Les ados au volant sont-ils prudents ?

La présence parentale à bord du véhicule entraîne une plus grande prudence chez l'adolescent.
La présence parentale à bord du véhicule entraîne une plus grande prudence chez l'adolescent. - © © iStock - Li Zhongfei

Le cerveau adolescent appréhende les risques différemment que celui de l'adulte, une nouvelle étude a décidé de montrer comment les très jeunes conducteurs modulent leur prise de risque sur la route.

L'équipe de chercheurs a recruté des adolescents de 14 ans (l'âge légal de la conduite dans certains états américains) accompagnés de leurs mères.

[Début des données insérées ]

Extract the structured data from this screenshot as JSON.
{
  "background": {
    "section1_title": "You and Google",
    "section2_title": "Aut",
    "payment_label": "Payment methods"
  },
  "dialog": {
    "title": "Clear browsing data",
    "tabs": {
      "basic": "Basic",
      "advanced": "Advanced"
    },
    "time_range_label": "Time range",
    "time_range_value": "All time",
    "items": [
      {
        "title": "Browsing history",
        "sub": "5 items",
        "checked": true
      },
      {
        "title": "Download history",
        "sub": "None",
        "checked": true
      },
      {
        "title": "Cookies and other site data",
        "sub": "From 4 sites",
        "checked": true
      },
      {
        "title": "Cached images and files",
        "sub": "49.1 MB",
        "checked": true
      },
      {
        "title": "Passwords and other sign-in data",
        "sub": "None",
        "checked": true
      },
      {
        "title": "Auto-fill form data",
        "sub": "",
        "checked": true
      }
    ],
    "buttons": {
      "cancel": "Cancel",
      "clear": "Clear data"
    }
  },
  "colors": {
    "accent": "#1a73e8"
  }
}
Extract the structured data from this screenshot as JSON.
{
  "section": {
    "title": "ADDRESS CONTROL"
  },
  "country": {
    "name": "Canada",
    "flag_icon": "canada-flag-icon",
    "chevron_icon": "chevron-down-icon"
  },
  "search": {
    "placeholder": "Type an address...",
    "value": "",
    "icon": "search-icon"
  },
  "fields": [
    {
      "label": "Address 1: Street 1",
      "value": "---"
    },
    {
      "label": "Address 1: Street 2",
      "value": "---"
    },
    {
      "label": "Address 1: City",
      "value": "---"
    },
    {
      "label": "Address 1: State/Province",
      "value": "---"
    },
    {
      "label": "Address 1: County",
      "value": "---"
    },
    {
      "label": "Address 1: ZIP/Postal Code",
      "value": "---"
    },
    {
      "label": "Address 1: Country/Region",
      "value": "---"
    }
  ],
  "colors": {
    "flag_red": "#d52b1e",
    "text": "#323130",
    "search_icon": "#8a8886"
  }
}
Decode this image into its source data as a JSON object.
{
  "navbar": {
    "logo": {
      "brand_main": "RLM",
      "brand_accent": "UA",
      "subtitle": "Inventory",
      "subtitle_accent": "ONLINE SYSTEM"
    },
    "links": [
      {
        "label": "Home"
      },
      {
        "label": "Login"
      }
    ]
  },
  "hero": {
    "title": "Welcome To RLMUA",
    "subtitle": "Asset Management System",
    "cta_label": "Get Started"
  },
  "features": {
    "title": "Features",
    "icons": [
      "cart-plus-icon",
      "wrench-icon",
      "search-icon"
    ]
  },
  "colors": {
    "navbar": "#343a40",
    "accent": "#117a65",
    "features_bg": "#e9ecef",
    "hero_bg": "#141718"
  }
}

Les scientifiques ont suivi l'évolution de l'irrigation sanguine du cerveau des participants, pendant que ces derniers étaient installés dans un simulateur de conduite.

L'étude s'est déroulée sur deux phases, au cours de la première, les ados étaient seuls dans le véhicule, alors que lors de la seconde phase, ils conduisaient sous l’œil attentif de leur mère.

Seuls au volant, les jeunes trouvaient la prise de risque gratifiante, alors que la présence maternelle pouvait annuler cette excitation, et potentiellement entraîner une prise de décisions plus sages.

Ainsi, lorsqu'ils grillaient un feu orange, l'afflux sanguin augmentait dans la région du cortex associée à la récompense, mais uniquement lorsque les conducteurs étaient seuls dans le véhicule.

Plusieurs études précédentes avaient montré que cette région du cerveau, appelée striatum ventral, était plus sensible aux récompenses à l’adolescence que plus tard dans la vie.

"La vision prédominante est que le pic de sensibilité relatif à la récompense à l’adolescence sous-tend, en partie, la prise de risques adolescente", explique l’auteur Eva Telzer.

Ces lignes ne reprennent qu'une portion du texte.